Alimentava-se com essa idéia fixa e estapafúrdia de que deveria receber esse pedido de perdão para que pudesse seguir em frente. Não percebia o tempo passar, as horas se derramarem pelos ralos e tapetes da sala em um fluxo de ressentimento e bolor.
Aurélia não vivia, ansiava pelo perdão infinito. Não via o sol entrar pelas frestas convidando-a a um novo recomeço.
Ela dormia em vida. Ressonava e revirava-se em minúcias e bagatelas remotas que compunham seu travesseiro. Estava travada e não se olhava nos espelhos do casarão.
Ganhou um bonsai e deixou-o morrer sem aguar...Ganhou um pássaro livre, mas desprezou-o, até que ele se foi em revoada para os ares marinhos.
Fizeram-lhe uma canção e ela não desejou ouvir o concerto. Desejava o perdão ainda que tardio. Era cativa de um desejo sobre o qual não tinha controle.

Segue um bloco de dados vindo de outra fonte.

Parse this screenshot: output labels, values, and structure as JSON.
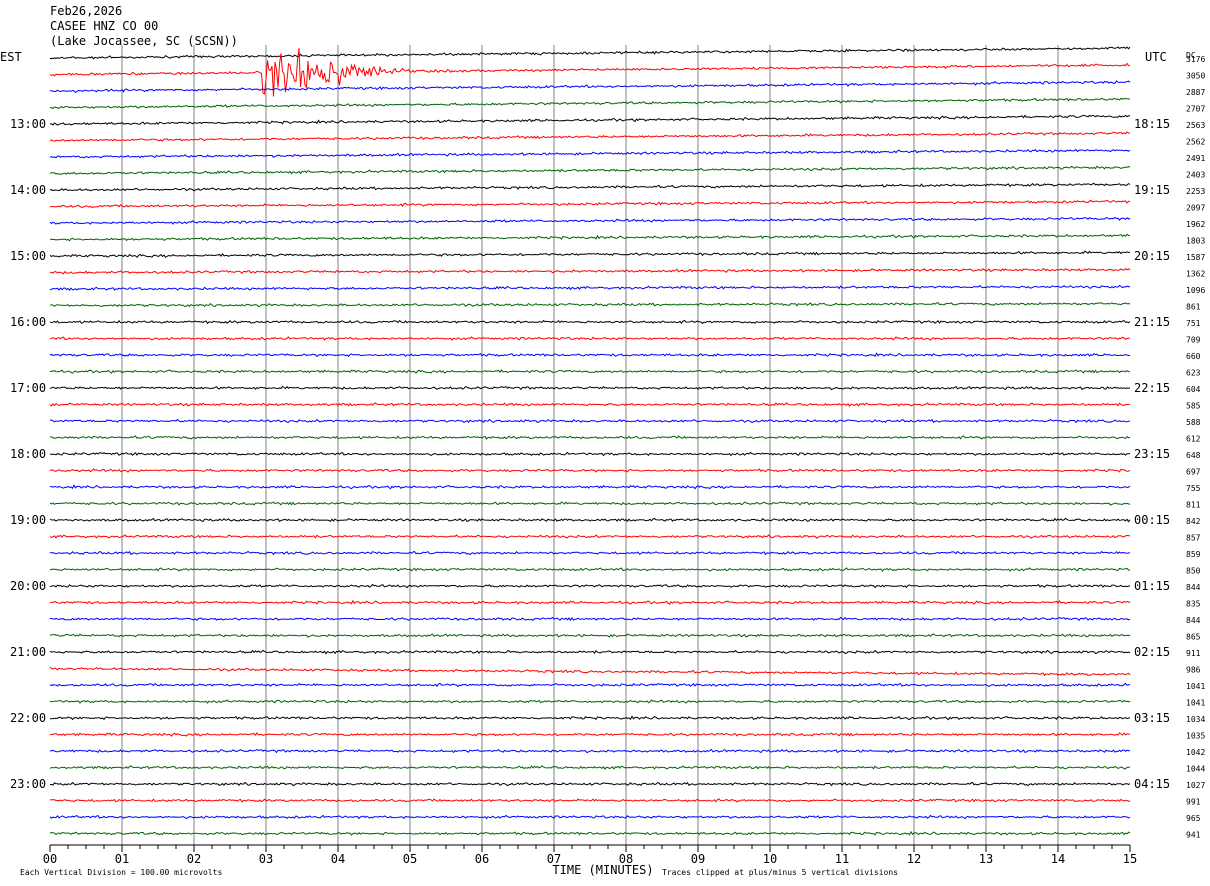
{
  "header": {
    "date": "Feb26,2026",
    "station": "CASEE HNZ CO 00",
    "location": "(Lake Jocassee, SC (SCSN))"
  },
  "chart_data": {
    "type": "line",
    "title": "",
    "left_tz": "EST",
    "right_tz": "UTC",
    "right_col_label": "DC",
    "xlabel": "TIME (MINUTES)",
    "xlim": [
      0,
      15
    ],
    "x_ticks": [
      "00",
      "01",
      "02",
      "03",
      "04",
      "05",
      "06",
      "07",
      "08",
      "09",
      "10",
      "11",
      "12",
      "13",
      "14",
      "15"
    ],
    "left_hour_labels": [
      "13:00",
      "14:00",
      "15:00",
      "16:00",
      "17:00",
      "18:00",
      "19:00",
      "20:00",
      "21:00",
      "22:00",
      "23:00"
    ],
    "right_hour_labels": [
      "18:15",
      "19:15",
      "20:15",
      "21:15",
      "22:15",
      "23:15",
      "00:15",
      "01:15",
      "02:15",
      "03:15",
      "04:15"
    ],
    "trace_colors": [
      "#000000",
      "#ff0000",
      "#0000ff",
      "#006400"
    ],
    "dc_offsets": [
      3176,
      3050,
      2887,
      2707,
      2563,
      2562,
      2491,
      2403,
      2253,
      2097,
      1962,
      1803,
      1587,
      1362,
      1096,
      861,
      751,
      709,
      660,
      623,
      604,
      585,
      588,
      612,
      648,
      697,
      755,
      811,
      842,
      857,
      859,
      850,
      844,
      835,
      844,
      865,
      911,
      986,
      1041,
      1041,
      1034,
      1035,
      1042,
      1044,
      1027,
      991,
      965,
      941
    ],
    "footer_left": "Each Vertical Division =  100.00 microvolts",
    "footer_right": "Traces clipped at plus/minus 5 vertical divisions",
    "grid": true,
    "events": [
      {
        "trace": 1,
        "start_min": 2.95,
        "end_min": 5.0,
        "peak_min": 3.45,
        "description": "earthquake burst"
      }
    ]
  }
}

O fim do ano aproximava-se...
Vieram os arquitetos realizar o Feng Shui no casarão. Aconselharam novas cores, uma cromoterapia nas paredes, quem sabe uma ponte entre a alma ressentida e a reconciliação colorida.

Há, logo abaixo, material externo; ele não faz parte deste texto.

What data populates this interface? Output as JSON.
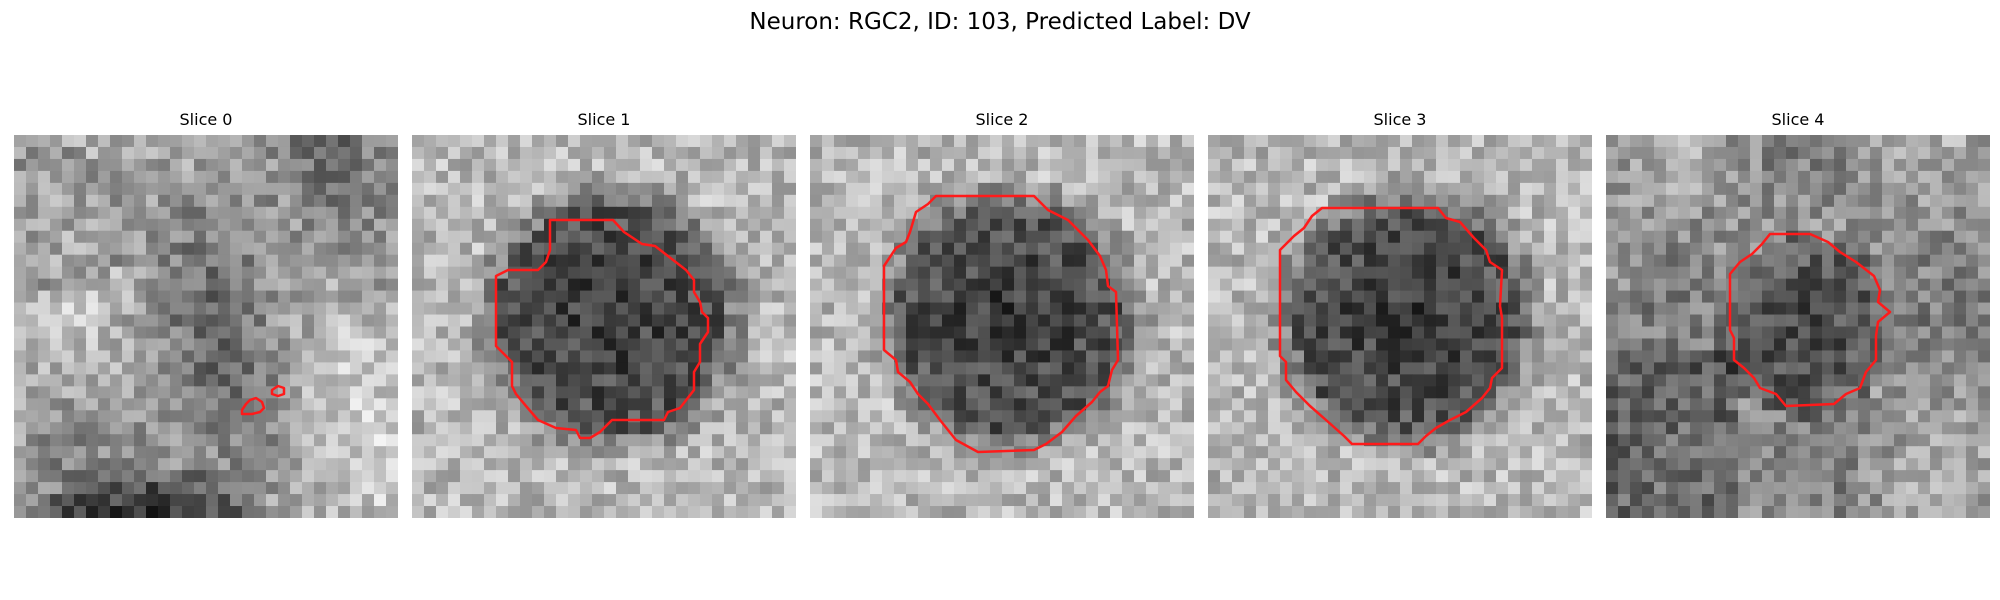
{
  "figure": {
    "title": "Neuron: RGC2, ID: 103, Predicted Label: DV"
  },
  "colors": {
    "contour": "#ff1a1a",
    "background": "#ffffff"
  },
  "panels": [
    {
      "title": "Slice 0"
    },
    {
      "title": "Slice 1"
    },
    {
      "title": "Slice 2"
    },
    {
      "title": "Slice 3"
    },
    {
      "title": "Slice 4"
    }
  ]
}
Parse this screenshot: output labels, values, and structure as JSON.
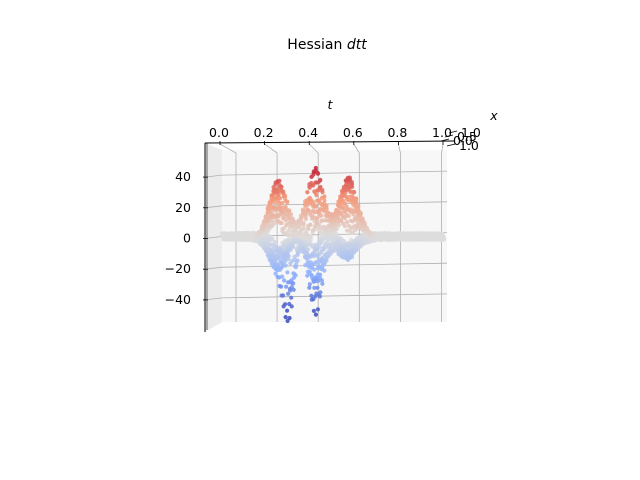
{
  "chart_data": {
    "type": "scatter",
    "projection": "3d",
    "title_prefix": "Hessian ",
    "title_italic": "dtt",
    "xlabel": "t",
    "ylabel": "x",
    "zlabel": "",
    "t_ticks": [
      "0.0",
      "0.2",
      "0.4",
      "0.6",
      "0.8",
      "1.0"
    ],
    "x_ticks": [
      "1.0",
      "0.5",
      "0.0",
      "1.0"
    ],
    "z_ticks": [
      "40",
      "20",
      "0",
      "−20",
      "−40"
    ],
    "t_range": [
      0,
      1
    ],
    "z_range": [
      -57,
      57
    ],
    "grid": true,
    "colormap": "coolwarm",
    "ridges": [
      {
        "t_center": 0.25,
        "t_spread": 0.05,
        "peak": 36,
        "trough": -22
      },
      {
        "t_center": 0.42,
        "t_spread": 0.04,
        "peak": 44,
        "trough": -30
      },
      {
        "t_center": 0.55,
        "t_spread": 0.045,
        "peak": 28,
        "trough": -12
      },
      {
        "t_center": 0.6,
        "t_spread": 0.04,
        "peak": 18,
        "trough": -6
      }
    ],
    "trough_extremes": [
      {
        "t_center": 0.3,
        "value": -47
      },
      {
        "t_center": 0.42,
        "value": -22
      }
    ]
  }
}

Aurélia acordava lentamente ao admirar o rosa pálido do salão de chá. Sorria levemente ao deparar-se com o verde da sala de piano. Dedilhou algumas notas suaves, que saíram dançando invisíveis por todos os recantos do ambiente.
Aurélia desejou vislumbrar um raio de sol. Caminhou lentamente até a varanda e pôs-se a observar o desfecho lento da iluminura celeste que manchava o céu de lilás e rosa.

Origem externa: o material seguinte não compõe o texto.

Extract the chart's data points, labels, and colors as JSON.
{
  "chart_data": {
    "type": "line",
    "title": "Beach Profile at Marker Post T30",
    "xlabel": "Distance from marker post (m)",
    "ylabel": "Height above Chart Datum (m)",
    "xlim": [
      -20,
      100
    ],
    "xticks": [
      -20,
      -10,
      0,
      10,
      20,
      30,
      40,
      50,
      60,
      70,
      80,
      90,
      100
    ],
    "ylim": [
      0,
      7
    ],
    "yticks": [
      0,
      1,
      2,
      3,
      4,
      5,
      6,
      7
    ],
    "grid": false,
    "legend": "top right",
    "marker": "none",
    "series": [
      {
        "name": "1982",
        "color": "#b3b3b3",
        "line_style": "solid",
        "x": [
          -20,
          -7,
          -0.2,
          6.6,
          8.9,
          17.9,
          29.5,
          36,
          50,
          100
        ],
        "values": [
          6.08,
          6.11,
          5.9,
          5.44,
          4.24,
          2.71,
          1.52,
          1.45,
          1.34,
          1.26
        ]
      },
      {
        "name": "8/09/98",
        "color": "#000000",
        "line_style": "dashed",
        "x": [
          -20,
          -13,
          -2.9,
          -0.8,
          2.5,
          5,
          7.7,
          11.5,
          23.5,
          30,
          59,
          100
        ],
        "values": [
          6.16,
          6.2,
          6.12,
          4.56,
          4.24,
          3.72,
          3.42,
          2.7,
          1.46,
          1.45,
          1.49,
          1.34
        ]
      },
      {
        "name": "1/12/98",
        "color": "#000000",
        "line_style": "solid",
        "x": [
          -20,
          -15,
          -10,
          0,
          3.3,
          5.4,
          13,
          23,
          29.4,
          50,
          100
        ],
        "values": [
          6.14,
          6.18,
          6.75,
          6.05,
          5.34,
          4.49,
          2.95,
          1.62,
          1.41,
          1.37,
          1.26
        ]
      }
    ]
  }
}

Pensava no perdão que não viera e no acorrentamento de almas que estava vivenciando.
Desejou ardentemente libertar-se daquela armadura impiedosa e insana, daquela armadilha em forma de teia de aranha que armara ao longo dos anos. Precisava respirar, desatar os nós, arrefecer a febre do perdão.
Desejou ter uma bola de cristal. Desejou um bonsai, uma sonata lenta como um balé, um pássaro branco e um espelho dágua.
Desejou espreguiçar-se na rede larga e rendada.
Aurélia se cansara daquela espera longa e tosca. Desfez-se de todas as suas roupas e decidiu mergulhar no lago.
Renasceu desse ímpeto aquoso e começou a caminhar nua pela planície que já começava a ser orvalhada.
Uma estrela cadente rompe o céu e
ela faz um novo desejo.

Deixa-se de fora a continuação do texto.